Y es que en mi opinión, solo una fuerza totalmente conectada a la base social crítica y a la mayoría sufriente puede tener éxito en un sistema electoral corrupto y viciado para favorecer siempre a los de siempre, y esa fuerza sólo puede serlo si aglutina y representa a la mayoría de los que nos definimos contrarios al capitalismo actual a este lado del sistema, y sobre todo y muy importante, si es capaz de volver a entusiasmar a ese sector cada vez más amplio de nuestra sociedad que detesta todo lo que huela a política por considerarlo más de lo mismo, y no vota, o vota en blanco, o vota nulo, o al partido de su barrio, o al que hace la campaña más graciosa.
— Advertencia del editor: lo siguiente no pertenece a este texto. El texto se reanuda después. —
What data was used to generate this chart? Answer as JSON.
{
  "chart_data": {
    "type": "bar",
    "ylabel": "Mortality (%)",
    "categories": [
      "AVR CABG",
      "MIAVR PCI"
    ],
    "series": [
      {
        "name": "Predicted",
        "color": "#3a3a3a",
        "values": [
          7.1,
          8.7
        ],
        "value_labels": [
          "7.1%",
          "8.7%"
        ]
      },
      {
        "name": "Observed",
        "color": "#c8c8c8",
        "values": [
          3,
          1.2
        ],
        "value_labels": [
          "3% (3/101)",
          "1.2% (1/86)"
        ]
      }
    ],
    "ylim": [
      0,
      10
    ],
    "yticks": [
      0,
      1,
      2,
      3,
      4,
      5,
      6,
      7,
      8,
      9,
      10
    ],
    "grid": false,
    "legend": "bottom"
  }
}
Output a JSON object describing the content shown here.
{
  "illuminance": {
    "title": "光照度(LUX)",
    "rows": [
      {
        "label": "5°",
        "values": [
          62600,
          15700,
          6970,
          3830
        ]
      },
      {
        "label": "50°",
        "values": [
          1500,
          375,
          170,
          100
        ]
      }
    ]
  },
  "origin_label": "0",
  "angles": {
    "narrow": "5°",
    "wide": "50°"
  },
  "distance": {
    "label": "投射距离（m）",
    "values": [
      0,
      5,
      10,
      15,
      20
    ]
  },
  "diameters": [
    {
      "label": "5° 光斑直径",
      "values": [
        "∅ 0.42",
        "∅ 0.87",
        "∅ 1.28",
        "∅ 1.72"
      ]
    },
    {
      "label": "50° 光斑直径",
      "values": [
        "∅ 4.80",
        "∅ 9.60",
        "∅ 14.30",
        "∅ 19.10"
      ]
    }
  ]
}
Porque, no nos engañemos, IU por poner un ejemplo, por ser el partido alternativa que más sube en las encuestas: ¿acaso va a lograr por sí solo o con alguna coalición puntual acaparar tantos apoyos como para lograr cambiar las cosas? Es evidente que no. Tampoco lo van a lograr cuatro o cinco partidos alternativa haciendo cada uno la guerra por su lado. Miremos a la realidad por favor, los partidos continuistas (PP, PSOE, UPyD y nacionalistas conservadores) tienen el dinero, controlan los medios y tienen a su masa social más o menos fiel conectada siempre. En cambio, nada de eso ocurre con los partidos de izquierdas, con las alternativas, siempre en minoría, con menos dinero y menos medios, y lo que es más importante, sin conexión segura con la base social factible de apoyarlos. Y es que antaño, los partidos de izquierdas tuvieron sentido por ser la conexión natural con la clase obrera y los sindicatos de base. Entonces, la izquierda defendía a un sector de la sociedad perfectamente definido, los trabajadores asalariados y esa fuerza-masa localizada preferentemente en la fábrica. Hoy ese escenario ha cambiado, ya no hay clase obrera como la entendieron en sus inicios, tampoco hay sindicatos representativos conectados a la base social, lo que hay es una amplia mayoría social huérfana y despolitizada, camino de ser esclavizada en diferentes formas de trabajo basura, trabajo mierda o subtrabajo, con otra buena parte que ya ni siquiera puede aspirar a eso, y agoniza en los suburbios de la miseria y el abandono. De entre todos estos sufrientes ciudadanos, muchos ya no creen en la política ni se creen nada que venga de alguien que se dice “político”, ya venga a contarles lo que quiera contarles. Por eso, solo una fuerza política que integre a los partidos alternativas al sistema que ya existen y de cabida a los movimientos que vienen sonando desde abajo, desde el 15M o lo que quedó de ello, y aglutine y acepte y represente a esa gran masa social huérfana, podrá romper la trampa electoral y alcanzar el poder para cambiar en verdad las cosas.